Однажды учитель из деревни, где родилась Йели, купил себе телевизор. И очень скоро оказалось, что местные жители узнают из фильмов о европейской любви, обольщении, страсти. «Перед телевизором было весело: скользящие по лицам улыбки, перешептывающиеся голоса, приглушенный смех, доверительные беседы. Прошла реклама: крем для осветления кожи, кубики для приготовления соуса, пляжи для отдыха…» Все как у нас, только вместо автозагара — крем для осветления кожи. Русскому читателю эта книга, возможно, напомнит о «Детстве Люверс» Бориса Пастернака, где особенно ярко выписан эпизод с началом менструации у тринадцатилетней Жени, пытавшейся запудрить кровавое пятно на ночной рубашке и не понимающей, что с ней происходит. «Томящее и измождающее, внушение это было делом организма, который таил смысл всего от девочки и, ведя себя преступником, заставлял ее полагать в этом кровотечении какое-то тошнотворное, гнусное зло».
Главная проблема Йели состояла в том, что она родилась подлинной феминисткой в сельской патриархальной среде, в которой единственным выходом в другой мир был экран телевизора с вечерними сериалами и рекламой. Постоянно разрываясь между двумя демонами (в платоновском смысле этого слова) — Духом подчинения и Духом протеста, — Йели мучается и страдает. Интересно, что автор — франкофонный африканец, создает ситуацию, похожую на классицистический конфликт. В течение всей книги мы видим, как Йели нарушает родовые запреты, преодолевает табу, лишенные всякого обоснования, движимая любовью и любопытством. Как первоматерь Ева, она откусывает от плода Древа познания, и он оказывается сладким.
Сбежав от нелюбимого мужа, она попадает в город. И тут мы понимаем, что беременная Йели неграмотна, — она не может прочесть вывеску. Через несколько месяцев африканка попадает в школу и знакомится с христианством. Ей начинает казаться, что власть традиции в прошлом, но внезапно ворвавшийся во двор бывший муж героини убивает своего сына, ее любимого, ножом. Так сериал в очередной раз оборачивается трагедией.
Но Йели не сдается и сама воспитывает двух детей — мальчика, который становится жандармом, и дочку — учительницу. То есть людей, которые должны стоять на страже Закона и Знания. Ее история переплетается с историями других женщин, пострадавших от домашнего насилия и терпящих невыносимый брак. Саму себя она простодушно уподобляет Иисусу («меня распяли»), но на самом деле является Евой — первой женщиной, послушавшейся Духа протеста и изгнанной за это из патриархального Рая.

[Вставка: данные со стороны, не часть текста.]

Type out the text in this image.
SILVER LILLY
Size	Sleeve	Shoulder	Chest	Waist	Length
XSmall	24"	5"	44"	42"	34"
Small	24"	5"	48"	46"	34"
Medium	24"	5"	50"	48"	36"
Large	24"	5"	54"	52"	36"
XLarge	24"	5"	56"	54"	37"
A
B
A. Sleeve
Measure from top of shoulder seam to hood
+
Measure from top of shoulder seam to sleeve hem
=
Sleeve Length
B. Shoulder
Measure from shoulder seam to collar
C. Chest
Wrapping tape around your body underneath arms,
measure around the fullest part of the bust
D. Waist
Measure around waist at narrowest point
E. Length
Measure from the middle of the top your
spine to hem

Константин Вагинов. Песня слов. Составитель А. Герасимова, редактор М. Амелин. М., «ОГИ», 2012, 368 стр.
Есть поэты, рожденные не вовремя. Вагинов — один из таких. Он окончил гимназию — и началась революция. Он умер в 1934-м. Его творчество пришлось на самые тяжелые годы становления СССР. При этом молодой поэт оказался в плену у античности. Он — нечто среднее между классицистичностью Мандельштама и абсурдом Введенского. В его поэзии лежат истоки лирики Елены Шварц и Андрея Полякова. Существует мнение, что Вагинов — поэт для филологов или поэт для поэтов.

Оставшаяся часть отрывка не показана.